For Janine di Giovanni, repurposing a vintage fur coat offered a way to feel close to her mother late in life.
My mother’s fur coats always hung in the front-hall closet. When I was a child and reached for my parka or duffel to go out to play, there they were: glossy, sleek, serried, invariably glamorous. My mother came from a generation of postwar women who wore fur in the same manner as they carried gold compacts; who never went out without lipstick, kid gloves, and a hat. Not once did I see her in a pair of ratty pajamas or jeans: She relaxed in silky nightgowns and robes; on the rare occasions she wore trousers—“Women should wear dresses or skirts! They’re far more flattering”— they were either ski pants or tailored tweed.

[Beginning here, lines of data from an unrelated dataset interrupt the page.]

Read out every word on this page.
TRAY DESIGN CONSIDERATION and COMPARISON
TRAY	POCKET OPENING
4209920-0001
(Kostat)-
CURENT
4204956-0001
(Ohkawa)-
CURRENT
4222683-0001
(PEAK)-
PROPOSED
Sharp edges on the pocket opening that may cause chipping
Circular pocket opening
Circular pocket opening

Mum’s first fur coat was a leopard, now illegal, one that she saved for out of her paycheck over a year before she married my father in the summer of 1942, after which he went off to war. She wore it until her second pregnancy, when she stretched it out of shape and gave it away. The styles would change over the years, from a classic Ava Gardner–type mink she wore with high heels and tailored skirts to a fake leopard coat in the 1970s with a gold chain belt and brown suede boots. Her all-time favorite was a full-length black Persian lamb with a chinchilla collar that my father had given her in the 1960s, with her name stitched inside: She cut it down to a car coat in the 1980s and then passed it on to me. I took it to Austria and wore it après-ski with leather leggings; I wore it in London with pencil skirts.